Because of their steady cash source, which is not affected by fluctuations in Bitcoin values like mining is, the tech companies also have an advantage when it comes to purchasing power from utilities. According to Taras Kulyk, CEO of cryptocurrency-mining services firm SunnyDigital, utilities view tech businesses as more dependable buyers due to their robust balance sheets.

Cheap electricity contracts may be more difficult to extend when current agreements expire as a result of the competition. According to Greg Beard, CEO of open Bitcoin miner Stronghold Digital Mining Inc., large-scale Bitcoin miners usually lock in energy pricing for a few years.

Computer Power

In a winner-take-all competition, miners compete for a set payout for being the first to process a block of transactions on the Bitcoin blockchain. This prize will decrease from 6.25 Bitcoin to 3.125 Bitcoin upon the halving.

A miner is more likely to receive the reward if it has greater processing power. However, the difficulty is increasing. According to a biweekly update from the cryptocurrency-mining website btc.com, mining difficulty—a measure of the processing power needed to generate Bitcoin—has increased nearly sixfold since the 2020 halving. That’s because there are more miners than there are available, and the payout is set.

Public Bitcoin miners have raised billions of dollars to finance the acquisitions by releasing new shares, and companies have been upgrading their equipment with more efficient machines to create extra computing power.

Private mining companies, which supply around 80% of the computing power used in the US mining industry, are not eligible for that choice. Those businesses largely depended on debt issuance to assist fund their expenses during the previous bull run in 2021. Around that time, it was estimated that up to $4 billion in loans secured by mining equipment had been taken out by both public and private miners. However, as many lenders failed after the 2022 cryptocurrency market meltdown, deals have become more difficult to come by.
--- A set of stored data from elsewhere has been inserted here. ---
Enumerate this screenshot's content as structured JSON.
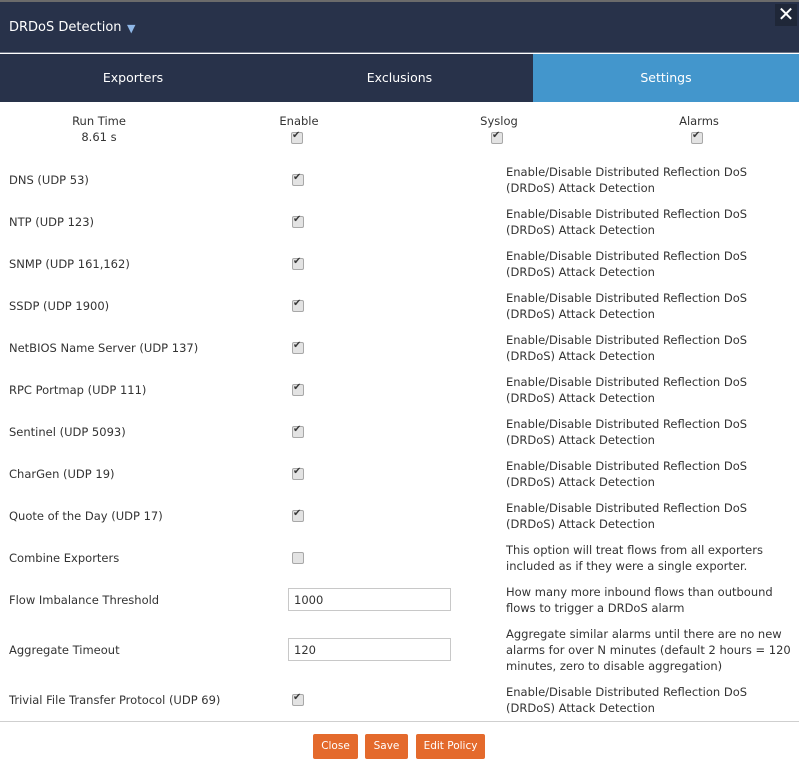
{
  "header": {
    "title": "DRDoS Detection",
    "caret_icon": "▼",
    "close_icon": "✕"
  },
  "tabs": [
    {
      "label": "Exporters",
      "active": false
    },
    {
      "label": "Exclusions",
      "active": false
    },
    {
      "label": "Settings",
      "active": true
    }
  ],
  "summary": {
    "run_time_label": "Run Time",
    "run_time_value": "8.61 s",
    "enable_label": "Enable",
    "enable_checked": true,
    "syslog_label": "Syslog",
    "syslog_checked": true,
    "alarms_label": "Alarms",
    "alarms_checked": true
  },
  "rows": [
    {
      "label": "DNS (UDP 53)",
      "type": "checkbox",
      "checked": true,
      "desc": "Enable/Disable Distributed Reflection DoS (DRDoS) Attack Detection"
    },
    {
      "label": "NTP (UDP 123)",
      "type": "checkbox",
      "checked": true,
      "desc": "Enable/Disable Distributed Reflection DoS (DRDoS) Attack Detection"
    },
    {
      "label": "SNMP (UDP 161,162)",
      "type": "checkbox",
      "checked": true,
      "desc": "Enable/Disable Distributed Reflection DoS (DRDoS) Attack Detection"
    },
    {
      "label": "SSDP (UDP 1900)",
      "type": "checkbox",
      "checked": true,
      "desc": "Enable/Disable Distributed Reflection DoS (DRDoS) Attack Detection"
    },
    {
      "label": "NetBIOS Name Server (UDP 137)",
      "type": "checkbox",
      "checked": true,
      "desc": "Enable/Disable Distributed Reflection DoS (DRDoS) Attack Detection"
    },
    {
      "label": "RPC Portmap (UDP 111)",
      "type": "checkbox",
      "checked": true,
      "desc": "Enable/Disable Distributed Reflection DoS (DRDoS) Attack Detection"
    },
    {
      "label": "Sentinel (UDP 5093)",
      "type": "checkbox",
      "checked": true,
      "desc": "Enable/Disable Distributed Reflection DoS (DRDoS) Attack Detection"
    },
    {
      "label": "CharGen (UDP 19)",
      "type": "checkbox",
      "checked": true,
      "desc": "Enable/Disable Distributed Reflection DoS (DRDoS) Attack Detection"
    },
    {
      "label": "Quote of the Day (UDP 17)",
      "type": "checkbox",
      "checked": true,
      "desc": "Enable/Disable Distributed Reflection DoS (DRDoS) Attack Detection"
    },
    {
      "label": "Combine Exporters",
      "type": "checkbox",
      "checked": false,
      "desc": "This option will treat flows from all exporters included as if they were a single exporter."
    },
    {
      "label": "Flow Imbalance Threshold",
      "type": "input",
      "value": "1000",
      "desc": "How many more inbound flows than outbound flows to trigger a DRDoS alarm"
    },
    {
      "label": "Aggregate Timeout",
      "type": "input",
      "value": "120",
      "desc": "Aggregate similar alarms until there are no new alarms for over N minutes (default 2 hours = 120 minutes, zero to disable aggregation)"
    },
    {
      "label": "Trivial File Transfer Protocol (UDP 69)",
      "type": "checkbox",
      "checked": true,
      "desc": "Enable/Disable Distributed Reflection DoS (DRDoS) Attack Detection"
    }
  ],
  "footer": {
    "close_label": "Close",
    "save_label": "Save",
    "edit_policy_label": "Edit Policy"
  },
  "colors": {
    "header_bg": "#28324a",
    "active_tab": "#4396cc",
    "button": "#e46a2c"
  }
}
The CEO of Blockhouse Digital, an asset management company that specializes in yield-generating tactics and collateralized lending in the cryptocurrency markets, Young Cho, stated that the market is difficult. For a number of months, miners have been searching for lenders, but none have been available.

In addition to debt financing, some private miners are raising finance through venture capital funding rounds, according to Foley of the Bitcoin Opportunity Fund.

According to Kimmell at CoinShares, companies with negative cash flows that are unable to obtain financing must decide whether to use private equity or keep cash on hand as a precaution.

On the other hand, he added, they can end up pulling out of the market if they have little faith in future mining earnings.